Saavedra Melina J, Mozzi Javier, Nápoli Natalia, Villa Alejandra, Barretta Jorge, Marantz Pablo
Departamento de Pediatría, Servicio de Cardiología Pediátrica, Hospital Italiano de Buenos Aires.
Servicio de Cirugía Cardiovascular Pediátrica, Hospital Italiano de Buenos Aires.
Arch Argent Pediatr. 2018 Dec 1;116(6):e789-e792. doi: 10.5546/aap.2018.eng.e789.
The anomalous origin of the right coronary artery from the pulmonary artery (ARCAPA) is a rare entity that has an incidence of 0.002 % and can potentially cause sudden death. Unlike to the anomalous origin of the left coronary artery from the pulmonary artery (ALCAPA), usually presented with myocardial ischemia and heart failure; the diagnosis of ARCAPA is often incidental during evaluation of a heart murmur. We report a case of a 6 months old female patient referred to us with a cardiac murmur and a suspicion of coronary fistula. For a proper diagnostic assessment an echocardiogram, a computed tomography angiography and a cardiac catheterization were requested. A small ostium secundum-type atrial septal defect (ASD) and an ARCAPA were revealed. At 11 months old, the patient was scheduled for corrective cardiovascular surgery. The aim of this report is to describe a low incidence and potentially fatal disease.

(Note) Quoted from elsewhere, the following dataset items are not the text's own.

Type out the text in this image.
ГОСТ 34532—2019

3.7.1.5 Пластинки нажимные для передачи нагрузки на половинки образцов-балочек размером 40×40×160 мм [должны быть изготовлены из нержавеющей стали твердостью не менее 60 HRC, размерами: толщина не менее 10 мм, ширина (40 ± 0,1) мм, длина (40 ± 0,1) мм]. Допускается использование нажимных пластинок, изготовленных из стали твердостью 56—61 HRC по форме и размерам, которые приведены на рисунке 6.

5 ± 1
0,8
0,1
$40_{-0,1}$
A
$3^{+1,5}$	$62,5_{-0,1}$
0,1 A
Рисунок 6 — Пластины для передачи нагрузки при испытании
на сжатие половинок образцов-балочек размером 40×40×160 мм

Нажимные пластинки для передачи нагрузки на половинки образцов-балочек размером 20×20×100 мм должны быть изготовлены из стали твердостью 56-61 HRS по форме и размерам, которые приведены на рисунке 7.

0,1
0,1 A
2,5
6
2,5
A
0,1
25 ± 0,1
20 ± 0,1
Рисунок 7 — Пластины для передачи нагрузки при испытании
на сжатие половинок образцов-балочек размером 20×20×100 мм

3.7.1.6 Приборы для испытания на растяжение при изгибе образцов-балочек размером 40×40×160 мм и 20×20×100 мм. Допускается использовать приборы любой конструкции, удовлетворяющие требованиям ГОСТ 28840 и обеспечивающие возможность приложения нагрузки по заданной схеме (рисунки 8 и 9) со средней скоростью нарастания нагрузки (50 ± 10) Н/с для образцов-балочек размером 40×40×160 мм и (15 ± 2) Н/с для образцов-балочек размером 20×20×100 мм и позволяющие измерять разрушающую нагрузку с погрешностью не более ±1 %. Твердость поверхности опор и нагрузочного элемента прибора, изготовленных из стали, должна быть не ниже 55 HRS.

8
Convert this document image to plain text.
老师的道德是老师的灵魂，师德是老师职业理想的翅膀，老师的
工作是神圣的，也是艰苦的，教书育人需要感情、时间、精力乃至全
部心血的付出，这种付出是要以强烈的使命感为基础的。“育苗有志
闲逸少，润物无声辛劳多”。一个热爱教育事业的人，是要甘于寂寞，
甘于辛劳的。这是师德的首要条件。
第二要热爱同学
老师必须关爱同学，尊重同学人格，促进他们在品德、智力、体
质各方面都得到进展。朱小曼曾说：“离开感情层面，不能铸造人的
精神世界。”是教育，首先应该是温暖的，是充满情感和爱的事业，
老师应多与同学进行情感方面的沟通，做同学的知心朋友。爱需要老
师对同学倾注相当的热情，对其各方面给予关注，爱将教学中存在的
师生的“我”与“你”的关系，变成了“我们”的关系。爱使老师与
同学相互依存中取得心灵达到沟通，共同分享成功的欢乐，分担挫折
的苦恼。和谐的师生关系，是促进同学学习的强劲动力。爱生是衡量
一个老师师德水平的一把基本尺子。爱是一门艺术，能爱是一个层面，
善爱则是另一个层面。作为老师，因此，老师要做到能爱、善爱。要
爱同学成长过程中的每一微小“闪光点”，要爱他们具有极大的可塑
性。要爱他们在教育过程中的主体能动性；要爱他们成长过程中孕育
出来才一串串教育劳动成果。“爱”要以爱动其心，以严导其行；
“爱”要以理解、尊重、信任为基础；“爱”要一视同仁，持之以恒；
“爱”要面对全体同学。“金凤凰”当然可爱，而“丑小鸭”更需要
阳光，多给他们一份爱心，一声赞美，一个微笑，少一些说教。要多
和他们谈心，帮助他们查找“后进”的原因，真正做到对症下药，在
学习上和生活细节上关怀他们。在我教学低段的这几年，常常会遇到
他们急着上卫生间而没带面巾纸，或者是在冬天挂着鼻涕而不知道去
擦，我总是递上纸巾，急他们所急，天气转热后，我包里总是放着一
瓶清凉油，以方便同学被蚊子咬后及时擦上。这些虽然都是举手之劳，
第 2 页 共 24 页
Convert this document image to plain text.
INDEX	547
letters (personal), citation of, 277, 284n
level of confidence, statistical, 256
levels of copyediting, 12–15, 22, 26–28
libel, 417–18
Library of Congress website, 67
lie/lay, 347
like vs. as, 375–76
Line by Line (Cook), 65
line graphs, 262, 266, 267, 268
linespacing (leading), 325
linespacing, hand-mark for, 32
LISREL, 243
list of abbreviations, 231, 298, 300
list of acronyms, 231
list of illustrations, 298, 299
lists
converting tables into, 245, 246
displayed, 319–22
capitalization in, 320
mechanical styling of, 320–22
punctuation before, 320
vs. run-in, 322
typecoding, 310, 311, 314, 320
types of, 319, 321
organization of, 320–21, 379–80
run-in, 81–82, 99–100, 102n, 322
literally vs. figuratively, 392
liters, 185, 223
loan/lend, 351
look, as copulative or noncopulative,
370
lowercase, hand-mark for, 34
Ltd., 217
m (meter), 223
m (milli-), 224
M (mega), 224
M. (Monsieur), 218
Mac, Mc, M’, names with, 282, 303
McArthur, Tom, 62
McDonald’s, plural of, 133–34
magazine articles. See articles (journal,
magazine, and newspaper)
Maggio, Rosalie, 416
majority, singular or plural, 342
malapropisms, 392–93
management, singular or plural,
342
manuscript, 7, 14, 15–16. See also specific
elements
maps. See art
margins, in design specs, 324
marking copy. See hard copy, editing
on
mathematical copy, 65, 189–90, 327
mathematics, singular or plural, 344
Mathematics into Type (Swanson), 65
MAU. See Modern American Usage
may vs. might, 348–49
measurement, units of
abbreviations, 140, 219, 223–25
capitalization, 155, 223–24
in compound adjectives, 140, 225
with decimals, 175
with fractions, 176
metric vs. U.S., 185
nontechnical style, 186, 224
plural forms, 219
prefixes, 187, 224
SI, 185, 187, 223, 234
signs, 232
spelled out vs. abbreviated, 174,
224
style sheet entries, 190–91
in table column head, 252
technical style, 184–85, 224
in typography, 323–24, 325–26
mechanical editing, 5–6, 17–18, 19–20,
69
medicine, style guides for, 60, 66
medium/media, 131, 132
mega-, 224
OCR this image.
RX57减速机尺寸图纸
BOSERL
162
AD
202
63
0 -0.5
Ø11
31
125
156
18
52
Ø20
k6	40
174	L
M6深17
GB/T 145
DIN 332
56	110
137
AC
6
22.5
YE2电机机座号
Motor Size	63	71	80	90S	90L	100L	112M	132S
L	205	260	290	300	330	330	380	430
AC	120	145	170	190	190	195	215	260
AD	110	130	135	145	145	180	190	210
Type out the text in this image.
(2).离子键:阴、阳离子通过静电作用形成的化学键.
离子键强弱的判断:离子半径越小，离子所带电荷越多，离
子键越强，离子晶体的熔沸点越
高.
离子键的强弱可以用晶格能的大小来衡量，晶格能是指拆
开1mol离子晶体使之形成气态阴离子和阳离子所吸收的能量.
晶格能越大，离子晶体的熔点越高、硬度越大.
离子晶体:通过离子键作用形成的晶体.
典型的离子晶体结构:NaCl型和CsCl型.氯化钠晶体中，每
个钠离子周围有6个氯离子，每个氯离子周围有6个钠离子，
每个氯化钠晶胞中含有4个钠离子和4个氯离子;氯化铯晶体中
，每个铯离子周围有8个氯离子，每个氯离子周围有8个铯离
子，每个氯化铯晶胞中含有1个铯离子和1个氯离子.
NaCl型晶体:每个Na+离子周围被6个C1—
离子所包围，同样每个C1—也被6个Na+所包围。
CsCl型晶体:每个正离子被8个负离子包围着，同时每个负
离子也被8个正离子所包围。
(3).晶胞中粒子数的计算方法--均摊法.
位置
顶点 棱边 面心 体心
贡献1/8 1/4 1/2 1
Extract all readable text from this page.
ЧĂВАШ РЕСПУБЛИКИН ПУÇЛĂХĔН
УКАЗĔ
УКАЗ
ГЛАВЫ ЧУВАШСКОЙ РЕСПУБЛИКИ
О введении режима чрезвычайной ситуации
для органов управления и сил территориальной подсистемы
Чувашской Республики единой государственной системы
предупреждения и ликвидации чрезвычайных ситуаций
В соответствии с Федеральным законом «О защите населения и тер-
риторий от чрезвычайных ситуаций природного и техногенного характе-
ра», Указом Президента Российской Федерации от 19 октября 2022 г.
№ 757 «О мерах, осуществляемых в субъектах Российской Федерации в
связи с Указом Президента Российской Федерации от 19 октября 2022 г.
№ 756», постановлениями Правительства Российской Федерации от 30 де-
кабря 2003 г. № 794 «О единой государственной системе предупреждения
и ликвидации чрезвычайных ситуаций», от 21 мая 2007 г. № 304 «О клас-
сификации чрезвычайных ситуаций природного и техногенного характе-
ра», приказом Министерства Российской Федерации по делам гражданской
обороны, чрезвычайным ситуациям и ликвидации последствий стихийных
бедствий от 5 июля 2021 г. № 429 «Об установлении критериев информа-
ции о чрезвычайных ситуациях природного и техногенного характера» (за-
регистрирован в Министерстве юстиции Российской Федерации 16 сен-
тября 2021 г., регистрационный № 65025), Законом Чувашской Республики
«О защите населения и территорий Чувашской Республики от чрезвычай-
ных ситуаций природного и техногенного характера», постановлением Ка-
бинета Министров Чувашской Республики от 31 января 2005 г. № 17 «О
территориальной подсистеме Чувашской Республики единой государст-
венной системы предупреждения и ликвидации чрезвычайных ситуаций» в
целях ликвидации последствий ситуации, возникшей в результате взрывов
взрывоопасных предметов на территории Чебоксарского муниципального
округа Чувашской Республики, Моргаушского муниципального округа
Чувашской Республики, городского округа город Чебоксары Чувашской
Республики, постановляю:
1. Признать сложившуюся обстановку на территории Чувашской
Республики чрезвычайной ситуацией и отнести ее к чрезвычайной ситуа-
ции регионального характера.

右冠状动脉起源于肺动脉(ARCAPA)是一种罕见的疾病,发病率为0.002%,可能导致猝死。与通常表现为心肌缺血和心力衰竭的左冠状动脉起源于肺动脉(ALCAPA)不同;ARCAPA的诊断通常是在评估心脏杂音时偶然发现的。我们报告一例6个月大的女性患者,因心脏杂音和疑似冠状动脉瘘转诊至我院。为了进行正确的诊断评估,我们要求进行超声心动图、计算机断层血管造影和心导管检查。结果发现一个小型继发孔型房间隔缺损(ASD)和ARCAPA。患者11个月大时,计划进行心血管矫正手术。本报告的目的是描述一种发病率低且可能致命的疾病。